Sevgilim,
Elime şimdi ulaştı son mektubun
Titreyerek açtım dudaklarınla ıslatılmış beyaz zarfı
İçinden çıkacaklara aldırmadan.
İstemediğimdendir belki kederini, çığlıklarını duymak.
Başladım okumaya kara kalemle döşenmiş kağıdı,
Sevgilim, bana sitemkar duruşun vardı satırlarda
Ağladığını hissediyordum kağıda dokunuşlarımda.
İlerledikçe artıyordu hıçkırıkların.
Sevgilim, kızamam ki sana
Suçların en büyüğünü işledim arka sokaklarında,
Yalvarışların hala kulaklarımda
Öteki diyormuşsun artık bana,
Öyle söylüyor düşüncenden kopan mısraların
Bakamam artık gözlerinin yeşiline,
Dokunamam artık gül kokan tenine.
Yaşasamda, nefes alsamda hepsi yalan,
Benim oksijenim sensin, gözlerim kanar.
Yaran büyüktür şimdi senin, bilirim.
Kar taneleri gibi süzülen gözyaşlarına hasretim.

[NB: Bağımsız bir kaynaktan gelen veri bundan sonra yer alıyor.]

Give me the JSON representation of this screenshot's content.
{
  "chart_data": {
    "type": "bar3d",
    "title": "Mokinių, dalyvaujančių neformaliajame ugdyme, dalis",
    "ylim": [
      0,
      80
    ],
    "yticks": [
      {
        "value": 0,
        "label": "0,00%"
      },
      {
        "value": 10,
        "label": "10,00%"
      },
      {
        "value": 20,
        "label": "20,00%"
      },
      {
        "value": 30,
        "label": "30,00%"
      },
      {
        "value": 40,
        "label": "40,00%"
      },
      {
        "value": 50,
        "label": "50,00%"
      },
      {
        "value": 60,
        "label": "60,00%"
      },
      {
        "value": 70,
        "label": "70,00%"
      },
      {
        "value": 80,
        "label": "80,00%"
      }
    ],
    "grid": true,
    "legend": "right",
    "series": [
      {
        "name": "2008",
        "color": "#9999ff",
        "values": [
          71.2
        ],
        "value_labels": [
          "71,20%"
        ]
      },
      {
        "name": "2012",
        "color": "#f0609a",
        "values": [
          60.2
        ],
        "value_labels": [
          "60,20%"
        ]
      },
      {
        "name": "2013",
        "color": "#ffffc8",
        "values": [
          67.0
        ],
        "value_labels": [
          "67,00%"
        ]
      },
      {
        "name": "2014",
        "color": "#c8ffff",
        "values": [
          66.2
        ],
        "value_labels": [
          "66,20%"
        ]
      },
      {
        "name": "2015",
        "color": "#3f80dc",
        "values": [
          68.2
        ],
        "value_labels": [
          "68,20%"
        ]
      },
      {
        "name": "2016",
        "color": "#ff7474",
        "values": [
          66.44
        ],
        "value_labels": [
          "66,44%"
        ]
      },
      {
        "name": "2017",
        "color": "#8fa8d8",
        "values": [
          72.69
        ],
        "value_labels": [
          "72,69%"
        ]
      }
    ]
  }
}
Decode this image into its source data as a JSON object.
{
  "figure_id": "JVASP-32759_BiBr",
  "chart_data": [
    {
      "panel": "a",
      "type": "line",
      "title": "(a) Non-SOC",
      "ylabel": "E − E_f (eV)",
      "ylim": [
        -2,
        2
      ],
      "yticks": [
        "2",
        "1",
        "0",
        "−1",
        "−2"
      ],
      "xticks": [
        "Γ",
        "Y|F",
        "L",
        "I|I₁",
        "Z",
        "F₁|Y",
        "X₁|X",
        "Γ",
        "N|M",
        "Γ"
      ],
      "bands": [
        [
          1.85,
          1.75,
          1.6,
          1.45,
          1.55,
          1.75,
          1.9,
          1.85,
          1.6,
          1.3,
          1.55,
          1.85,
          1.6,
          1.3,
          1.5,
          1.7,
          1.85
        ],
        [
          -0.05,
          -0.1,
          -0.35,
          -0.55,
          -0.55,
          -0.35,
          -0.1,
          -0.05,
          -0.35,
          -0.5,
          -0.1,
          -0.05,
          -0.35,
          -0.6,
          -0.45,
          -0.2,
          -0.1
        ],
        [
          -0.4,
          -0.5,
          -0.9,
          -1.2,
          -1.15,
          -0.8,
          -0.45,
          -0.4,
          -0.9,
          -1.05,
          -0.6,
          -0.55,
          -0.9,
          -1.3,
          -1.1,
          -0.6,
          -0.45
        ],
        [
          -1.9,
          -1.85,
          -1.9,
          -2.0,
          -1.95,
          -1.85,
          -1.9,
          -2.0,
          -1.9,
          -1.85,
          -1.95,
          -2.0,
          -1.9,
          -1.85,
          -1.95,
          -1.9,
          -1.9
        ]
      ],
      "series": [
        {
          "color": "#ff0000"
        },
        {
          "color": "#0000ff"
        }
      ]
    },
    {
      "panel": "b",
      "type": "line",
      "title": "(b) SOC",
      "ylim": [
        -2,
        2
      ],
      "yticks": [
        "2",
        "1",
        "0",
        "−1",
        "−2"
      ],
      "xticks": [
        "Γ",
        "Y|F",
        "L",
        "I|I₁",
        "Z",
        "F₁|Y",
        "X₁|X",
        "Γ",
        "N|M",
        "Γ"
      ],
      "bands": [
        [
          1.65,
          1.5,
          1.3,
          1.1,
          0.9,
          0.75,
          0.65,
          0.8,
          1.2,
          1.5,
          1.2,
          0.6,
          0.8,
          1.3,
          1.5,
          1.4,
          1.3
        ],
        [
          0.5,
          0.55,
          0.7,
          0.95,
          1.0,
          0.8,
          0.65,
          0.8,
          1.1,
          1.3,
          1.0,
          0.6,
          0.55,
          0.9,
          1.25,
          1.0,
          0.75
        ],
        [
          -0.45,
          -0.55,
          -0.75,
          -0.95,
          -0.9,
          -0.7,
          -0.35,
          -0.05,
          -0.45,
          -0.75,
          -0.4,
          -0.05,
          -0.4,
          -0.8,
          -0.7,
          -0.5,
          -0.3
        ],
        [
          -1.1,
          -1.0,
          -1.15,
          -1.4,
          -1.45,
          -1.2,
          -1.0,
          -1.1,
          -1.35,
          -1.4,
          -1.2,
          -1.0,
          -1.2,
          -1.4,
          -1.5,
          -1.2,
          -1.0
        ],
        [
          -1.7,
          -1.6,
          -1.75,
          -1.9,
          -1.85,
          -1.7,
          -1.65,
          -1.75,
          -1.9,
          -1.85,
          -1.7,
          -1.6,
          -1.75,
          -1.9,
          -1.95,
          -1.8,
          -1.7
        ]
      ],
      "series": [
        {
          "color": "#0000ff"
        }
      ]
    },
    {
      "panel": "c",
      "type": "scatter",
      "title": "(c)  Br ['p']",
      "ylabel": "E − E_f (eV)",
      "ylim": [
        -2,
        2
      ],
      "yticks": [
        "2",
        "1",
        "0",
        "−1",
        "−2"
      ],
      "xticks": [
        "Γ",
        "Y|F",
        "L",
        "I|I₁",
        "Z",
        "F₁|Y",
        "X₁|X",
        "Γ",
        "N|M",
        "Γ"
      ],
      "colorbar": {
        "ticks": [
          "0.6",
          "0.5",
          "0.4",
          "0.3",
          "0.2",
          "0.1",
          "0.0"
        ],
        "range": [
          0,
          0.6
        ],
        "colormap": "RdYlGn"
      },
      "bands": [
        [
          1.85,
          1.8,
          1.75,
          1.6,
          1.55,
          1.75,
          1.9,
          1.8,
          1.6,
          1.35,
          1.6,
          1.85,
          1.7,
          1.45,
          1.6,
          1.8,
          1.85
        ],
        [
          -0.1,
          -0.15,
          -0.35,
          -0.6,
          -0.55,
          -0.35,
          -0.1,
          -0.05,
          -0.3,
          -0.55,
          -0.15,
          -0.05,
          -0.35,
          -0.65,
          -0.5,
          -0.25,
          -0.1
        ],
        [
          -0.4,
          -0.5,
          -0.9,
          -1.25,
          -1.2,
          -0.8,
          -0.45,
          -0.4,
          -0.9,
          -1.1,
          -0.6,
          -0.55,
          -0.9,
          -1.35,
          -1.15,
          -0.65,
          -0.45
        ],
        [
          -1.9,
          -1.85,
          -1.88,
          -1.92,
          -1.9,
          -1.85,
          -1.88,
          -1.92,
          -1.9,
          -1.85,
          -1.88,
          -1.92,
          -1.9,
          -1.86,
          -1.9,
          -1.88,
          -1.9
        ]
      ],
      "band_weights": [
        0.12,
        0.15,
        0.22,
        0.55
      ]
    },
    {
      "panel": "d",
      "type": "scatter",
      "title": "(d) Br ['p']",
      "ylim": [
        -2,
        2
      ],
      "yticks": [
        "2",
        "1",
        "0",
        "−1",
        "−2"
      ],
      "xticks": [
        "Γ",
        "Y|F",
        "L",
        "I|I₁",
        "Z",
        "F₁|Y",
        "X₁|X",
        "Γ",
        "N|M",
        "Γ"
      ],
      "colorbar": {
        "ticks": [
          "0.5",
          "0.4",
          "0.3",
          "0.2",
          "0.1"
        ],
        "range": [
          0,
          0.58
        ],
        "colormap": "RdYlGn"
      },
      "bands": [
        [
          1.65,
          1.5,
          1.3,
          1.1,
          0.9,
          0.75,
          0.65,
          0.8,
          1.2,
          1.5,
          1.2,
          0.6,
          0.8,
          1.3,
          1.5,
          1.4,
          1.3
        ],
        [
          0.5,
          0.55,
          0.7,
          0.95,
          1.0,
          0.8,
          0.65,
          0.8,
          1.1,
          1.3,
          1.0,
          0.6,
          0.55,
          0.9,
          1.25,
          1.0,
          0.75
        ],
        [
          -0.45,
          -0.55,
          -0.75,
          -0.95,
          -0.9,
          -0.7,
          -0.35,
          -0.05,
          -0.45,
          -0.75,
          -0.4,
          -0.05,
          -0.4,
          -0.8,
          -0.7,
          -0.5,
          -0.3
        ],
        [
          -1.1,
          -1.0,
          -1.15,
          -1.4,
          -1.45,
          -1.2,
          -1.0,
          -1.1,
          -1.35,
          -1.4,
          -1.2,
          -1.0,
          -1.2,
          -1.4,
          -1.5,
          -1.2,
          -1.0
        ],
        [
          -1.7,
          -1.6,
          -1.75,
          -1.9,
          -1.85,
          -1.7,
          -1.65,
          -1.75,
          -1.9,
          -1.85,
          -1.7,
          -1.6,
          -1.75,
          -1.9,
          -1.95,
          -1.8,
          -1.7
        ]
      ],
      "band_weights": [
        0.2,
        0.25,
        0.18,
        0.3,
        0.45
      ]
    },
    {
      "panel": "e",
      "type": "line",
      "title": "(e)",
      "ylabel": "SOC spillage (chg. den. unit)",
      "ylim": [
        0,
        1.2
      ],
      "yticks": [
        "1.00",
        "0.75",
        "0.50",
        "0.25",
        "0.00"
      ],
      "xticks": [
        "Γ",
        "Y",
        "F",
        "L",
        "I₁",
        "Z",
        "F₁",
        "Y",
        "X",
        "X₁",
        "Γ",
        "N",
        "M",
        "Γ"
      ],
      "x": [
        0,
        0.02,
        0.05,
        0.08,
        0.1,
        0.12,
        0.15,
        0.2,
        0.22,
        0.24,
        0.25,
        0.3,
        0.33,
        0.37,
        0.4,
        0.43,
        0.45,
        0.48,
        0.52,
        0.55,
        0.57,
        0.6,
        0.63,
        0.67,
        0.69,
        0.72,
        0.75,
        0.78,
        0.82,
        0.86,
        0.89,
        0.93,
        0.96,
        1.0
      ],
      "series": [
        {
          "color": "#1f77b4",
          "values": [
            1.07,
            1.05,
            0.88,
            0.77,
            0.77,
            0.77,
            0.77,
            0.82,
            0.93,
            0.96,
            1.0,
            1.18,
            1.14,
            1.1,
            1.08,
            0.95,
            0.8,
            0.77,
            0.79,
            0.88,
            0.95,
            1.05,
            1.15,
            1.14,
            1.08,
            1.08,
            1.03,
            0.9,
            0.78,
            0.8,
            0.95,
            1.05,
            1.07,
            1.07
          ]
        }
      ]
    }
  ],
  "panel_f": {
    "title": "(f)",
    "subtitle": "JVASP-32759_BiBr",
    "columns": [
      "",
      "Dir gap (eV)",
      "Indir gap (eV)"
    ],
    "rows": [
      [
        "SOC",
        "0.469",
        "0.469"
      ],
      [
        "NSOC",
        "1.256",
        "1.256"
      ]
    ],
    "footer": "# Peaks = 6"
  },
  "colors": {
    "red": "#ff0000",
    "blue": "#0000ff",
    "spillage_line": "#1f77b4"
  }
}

Yüzünü görmeye, yanaklarını okşamaya.
Aslında senliğe hasretim.
Yalvarışlarım hep boş biliyorum.
Sevgilim, mektubunun sonlarındayım artık.
Bitmesin istiyorum senden kopan parçalar,
Devam etsin kuş cıvıltıları, evinin yanındaki ağaç dallarında
Ben yenilmişim zaten sensizlik denen hastalığa.
Hiç olmazsa sen gül, sen yaşa bu kahpe dünyada, sevgilim.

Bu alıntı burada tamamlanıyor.